Chinese President Xi Jinping Syrian President Bashar Assad
In this photo released by Xinhua News Agency, Chinese President Xi Jinping, right, shakes hands with Syrian President Bashar Assad before their bilateral meeting in Hangzhou, China, Friday, Sept. 22, 2023. Image Credit: AP

Beijing: China’s President Xi Jinping called on the West to lift sanctions on Syria and offered Beijing’s help in rebuilding the war-shattered country on Friday during rare talks with Syria’s leader Bashar Al Assad.

Their meeting in the Chinese city of Hangzhou gave a boost to Assad’s campaign to return to the global stage while allowing China to advance its strategic interests in the Middle East.

“China opposes interference by external forces in Syria’s internal affairs... and urges all relevant countries to lift illegal unilateral sanctions against Syria,” said a readout of the talks published by Chinese state media.

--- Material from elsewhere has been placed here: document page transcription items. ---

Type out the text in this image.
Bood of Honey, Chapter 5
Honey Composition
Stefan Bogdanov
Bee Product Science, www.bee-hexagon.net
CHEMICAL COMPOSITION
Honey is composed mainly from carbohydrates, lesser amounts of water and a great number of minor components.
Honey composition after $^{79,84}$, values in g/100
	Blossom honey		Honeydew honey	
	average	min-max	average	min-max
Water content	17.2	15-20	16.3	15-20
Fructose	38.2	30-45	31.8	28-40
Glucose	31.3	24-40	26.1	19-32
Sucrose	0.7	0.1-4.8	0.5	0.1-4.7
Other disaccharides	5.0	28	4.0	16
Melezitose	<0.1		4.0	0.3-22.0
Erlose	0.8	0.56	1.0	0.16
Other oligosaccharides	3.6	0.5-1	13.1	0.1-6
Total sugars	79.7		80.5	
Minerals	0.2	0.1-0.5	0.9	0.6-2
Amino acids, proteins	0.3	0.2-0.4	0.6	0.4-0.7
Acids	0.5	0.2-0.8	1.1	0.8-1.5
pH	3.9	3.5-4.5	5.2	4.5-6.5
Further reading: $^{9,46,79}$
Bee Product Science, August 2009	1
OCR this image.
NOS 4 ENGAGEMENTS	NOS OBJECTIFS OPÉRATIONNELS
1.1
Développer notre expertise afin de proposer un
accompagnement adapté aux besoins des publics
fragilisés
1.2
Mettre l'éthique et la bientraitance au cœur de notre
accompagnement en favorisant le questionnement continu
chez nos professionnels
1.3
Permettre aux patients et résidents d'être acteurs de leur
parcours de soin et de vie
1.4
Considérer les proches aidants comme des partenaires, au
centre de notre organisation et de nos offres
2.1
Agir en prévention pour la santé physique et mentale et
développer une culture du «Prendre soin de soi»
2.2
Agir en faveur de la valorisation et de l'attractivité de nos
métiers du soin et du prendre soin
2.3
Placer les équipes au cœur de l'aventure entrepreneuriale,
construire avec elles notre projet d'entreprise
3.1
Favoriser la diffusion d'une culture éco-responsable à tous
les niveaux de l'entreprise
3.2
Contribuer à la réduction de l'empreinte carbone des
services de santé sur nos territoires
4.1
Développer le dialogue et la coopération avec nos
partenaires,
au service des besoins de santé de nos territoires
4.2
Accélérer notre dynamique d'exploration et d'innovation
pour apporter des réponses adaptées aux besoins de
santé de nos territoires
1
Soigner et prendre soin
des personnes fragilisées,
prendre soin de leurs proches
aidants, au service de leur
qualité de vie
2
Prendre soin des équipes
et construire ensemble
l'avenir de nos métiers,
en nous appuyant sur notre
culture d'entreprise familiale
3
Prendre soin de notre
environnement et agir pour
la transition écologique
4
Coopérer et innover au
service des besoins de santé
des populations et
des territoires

Xi also told Assad that China would help Syria to rebuild its economy and counter domestic unrest, by upgrading ties to a “strategic partnership”.

Syria joined China’s Belt and Road Initiative in 2022 and was welcomed back into the Arab League in May.

In Chinese diplomacy, a “strategic partnership” implies closer coordination on regional and international affairs, including in the military sphere. It is one grade below what Beijing calls a “comprehensive strategic partnership”.

Western sanctions on Syria have been steadily tightened since the early days of a civil war that began in 2011 and went on to kill hundreds of thousands of people and displace millions.

Assad’s government, backed by Russia and Iran, now controls most Syrian territory and has re-established ties in recent years with Arab neighbours.

Citing flagship initiatives aimed at building up infrastructure along the ancient Silk Road and promoting China’s approach to global security, Xi extended support for Syrian efforts to improve relations with other Arab countries.

“China is reinforcing its message that it is there to try and help countries resolve their disputes and that peace stems from economic development,” said Matteo Legrenzi, professor of international relations at Ca’Foscari, University of Venice.